According to its official apache page: “Kafka is used for building real-time data pipelines and streaming apps. It is horizontally scalable, fault-tolerant, wicked fast, and runs in production in thousands of companies.”

A small glimpse according to Stackshare.io of whom is using Kafka

Messages are organized into “Topics”. Producers push or publish the messages. Consumers pull the messages. As a consumer you subscribe to a topic to get the messages. Kafka runs in a cluster, each node is referred to as a broker.

A topic can have multiple partitions which are spread across multiple brokers. You can parallelize the consumers to pull from different topic partition.

Each partition is essentially a log file written sequentially. You can dictate the amount of time to store the data. Each broker has many partitions which can be replicated across additional brokers.

Each partition has a leader, which is where writes are sent to . Consistency and availability can be set .

When a consumer consumes a message from Kafka it uses the message offset to keep track of what messages have been consumed. It it consumes the first 50 messages in a topic, when new messages come in it will start at 50th offset key and start consuming those unread messages.

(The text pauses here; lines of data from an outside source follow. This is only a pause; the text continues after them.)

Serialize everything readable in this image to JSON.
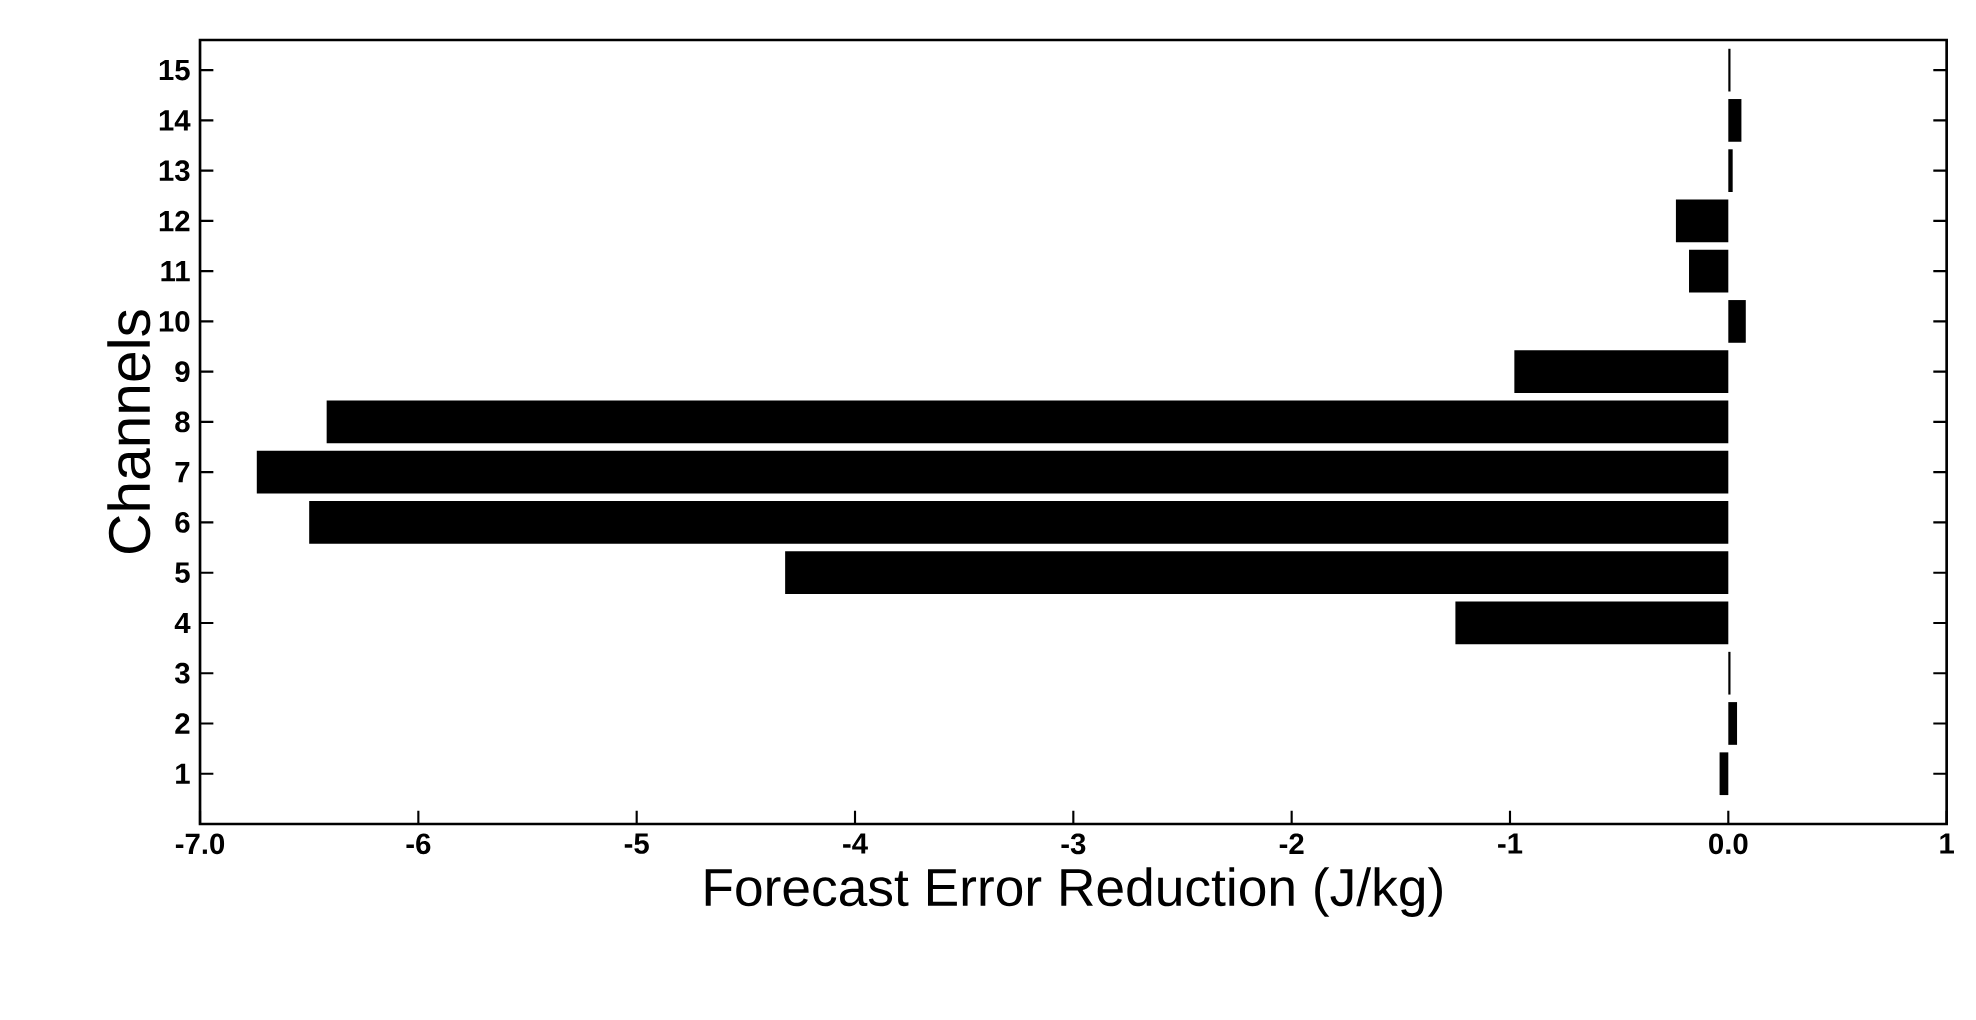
{
  "chart_data": {
    "type": "bar",
    "orientation": "horizontal",
    "xlabel": "Forecast Error Reduction (J/kg)",
    "ylabel": "Channels",
    "categories": [
      "15",
      "14",
      "13",
      "12",
      "11",
      "10",
      "9",
      "8",
      "7",
      "6",
      "5",
      "4",
      "3",
      "2",
      "1"
    ],
    "values": [
      0.01,
      0.06,
      0.02,
      -0.24,
      -0.18,
      0.08,
      -0.98,
      -6.42,
      -6.74,
      -6.5,
      -4.32,
      -1.25,
      0.01,
      0.04,
      -0.04
    ],
    "color": "#000000",
    "xlim": [
      -7,
      1
    ],
    "xticks": [
      {
        "value": -7,
        "label": "-7.0"
      },
      -6,
      -5,
      -4,
      -3,
      -2,
      -1,
      {
        "value": 0,
        "label": "0.0"
      },
      1
    ]
  }
}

Consumer Groups are comprised of multiple consumers. Each consumer receives a unique partition of data that is processed as an entire group which allows for horizontal scaling.

ZooKeeper in short is used to make sure all the moving pieces of a Kafka cluster work together seamlessly. It helps with synchronization across all brokers and keeps track of broker system state (heartbeats), replication, and manages broker topic registries.